1. And you read Peters, there's a lot of interesting stuff in there. I don't need to do the Kolmogorov-Smirnov test to check the normality of Returns, as I know they are not normal, and this is really obvious - for example from the fact that there are heavy tails. Six sigma type events are quite rare in the real market, but still hundreds of thousands of times more frequent than the normal law.

Thank you for your explanations!
3. Do we know that the quantities are evenly distributed? Or in general, what is our distribution function? If so, we have a distribution function that we can transform. Kolmogorov can help here too.
1. Reading the previous description on 1 about stability, it actually duplicates point 2 about stationarity, as far as I understand. About Peters - I'll take and read it, thanks.
About the enterprise itself - let's see what they get up to. If they suddenly disappear here, it's worth taking a closer look.
 
usdjpy:
How about Peters?
I like Peters better. It's as if the English translator didn't know that Peters in English reads like Peters...
 
usdjpy:
Mathemat wrote (a):

1. you should read Peters, there's a lot of interesting stuff in there.


Peters, perhaps?


Э. Peters "Chaos and order in capital markets"

Э. E. Peters "Fractal Analysis of Financial Markets. Applications of Chaos Theory to Investment and Economics".
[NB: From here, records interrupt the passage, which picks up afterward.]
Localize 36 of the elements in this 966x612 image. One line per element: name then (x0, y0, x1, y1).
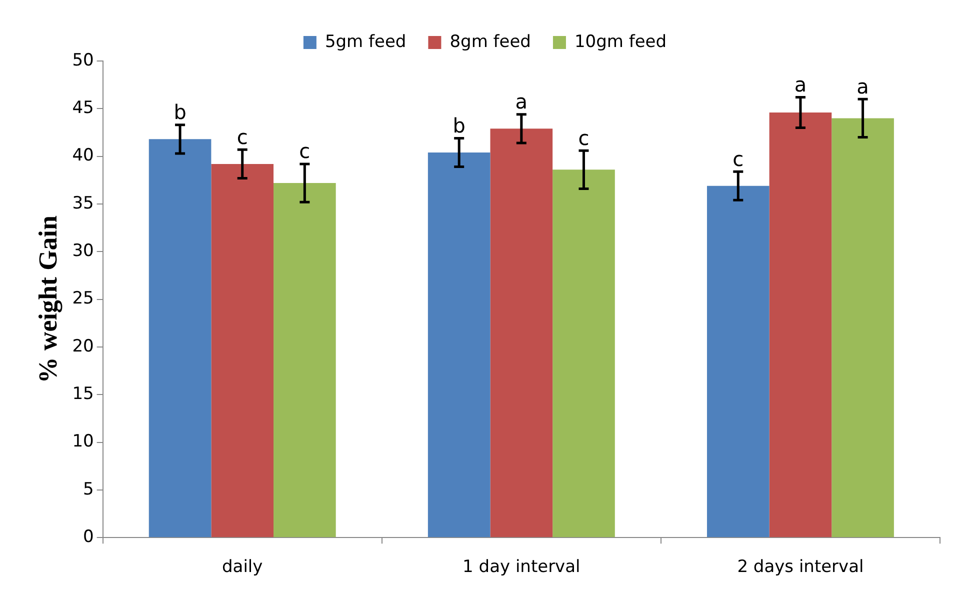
bar (552, 170, 615, 538)
y-tick-label: 35 (72, 193, 94, 214)
y-tick-label: 0 (83, 527, 94, 548)
data-label: c (236, 124, 248, 149)
bar (706, 186, 770, 538)
data-label: a (856, 74, 869, 98)
y-tick-label: 45 (72, 98, 94, 118)
bar (428, 152, 490, 538)
x-tick-label: daily (222, 557, 263, 578)
legend-label: 10gm feed (574, 32, 667, 52)
data-label: c (732, 146, 744, 171)
legend-label: 8gm feed (450, 32, 531, 52)
bar (148, 139, 212, 538)
y-tick-label: 25 (72, 288, 94, 309)
y-tick-label: 15 (72, 384, 94, 404)
x-tick-label: 2 days interval (737, 557, 864, 578)
data-label: b (174, 100, 186, 124)
bar (769, 112, 832, 538)
data-label: c (299, 139, 310, 164)
y-tick-label: 10 (72, 432, 94, 452)
y-tick-label: 50 (72, 50, 94, 70)
bar (211, 164, 274, 538)
data-label: c (578, 126, 590, 150)
y-tick-label: 5 (83, 479, 94, 500)
y-axis-title: % weight Gain (33, 214, 62, 384)
bar (274, 183, 336, 538)
data-label: a (515, 90, 528, 114)
x-tick-label: 1 day interval (462, 557, 580, 578)
y-tick-label: 20 (72, 336, 94, 356)
y-tick-label: 30 (72, 241, 94, 262)
data-label: a (794, 72, 807, 96)
legend-label: 5gm feed (324, 32, 406, 52)
y-tick-label: 40 (72, 146, 94, 166)
bar (832, 118, 894, 538)
bar (490, 128, 553, 538)
data-label: b (452, 113, 466, 138)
Thank you, the links work not only in Russia. I am interested in books on money management, can you suggest something? Matemat, the question is also for you :)
 
olexij:

Thank you, the links don't only work in Russia. I am interested in books on money management, can you suggest something? Matemat, a question for you too :)

Classics of the genre.

Р. Vince, The Mathematics of Money Management.

For autotrading

Yuri Reshetnikov "MTS and Money Management Methods"
 
olexij:
1. Reading the previous description on 1 about stability, it actually duplicates point 2 about stationarity, as far as I understand it.

No, it does not. A stable probability distribution is this (from Shiryaev, vol. 1, p. 232):

Something similar is infinitely divisible distributions.

 
Mathemat:
olexij:
1. Reading the previous description on 1 about stability, it actually duplicates point 2 about stationarity, as far as I understand it.

No, it does not. A stable probability distribution is this (from Shiryaev, vol. 1, p. 232):

Something similar is the infinitely divisible distributions.

Thanks for the clarification, even copied it, wow! I don't see where we need it yet. Question 3 still stands, if we are still discussing this topic - how to transform distribution 1 into distribution 2, if distribution 1 is unknown? Should we first accept the hypothesis of distribution 1, test it, and then transform it?
 
Yury Chebotaryov has a certain reputation - a negative one.
In his time, he was well exposed on some serious forums.
So there is little point in reading his articles, except for the fun of it.

"Dub proved the impossibility of systematic winning on a random series of data"
- This is generally incorrect, unless the random series in question is specified.

For example on such a random series X = a + b*t + e it is very easy to make money (e is a random variable)
There are many other random series on which you can build a system.

The main point is that there are random series with memory and those without memory.
There is a random series with memory; it has a distribution function of increments of a random variable (e) which DOES NOT depend on its previous values.
A random series without memory - its distribution function of increments of a random variable does NOT depend on the previous values of the series.

It is impossible to construct a profitable system on a random series without memory.
 
olexij:
As for the normal distribution - the quotes are distributed normally around the moving average, just as S.W. wrote and what lies in the palm of his hand, so we're in the clear here.
Correction.
1. The kind of distribution function of the differences in price and the mean depends on the variance of that distribution and the value of the mean.
2. The distribution function of this difference is asymmetric, so it cannot be Gaussian.
3. Under certain conditions, the distribution of the difference tends to a Gaussian distribution, but never becomes one.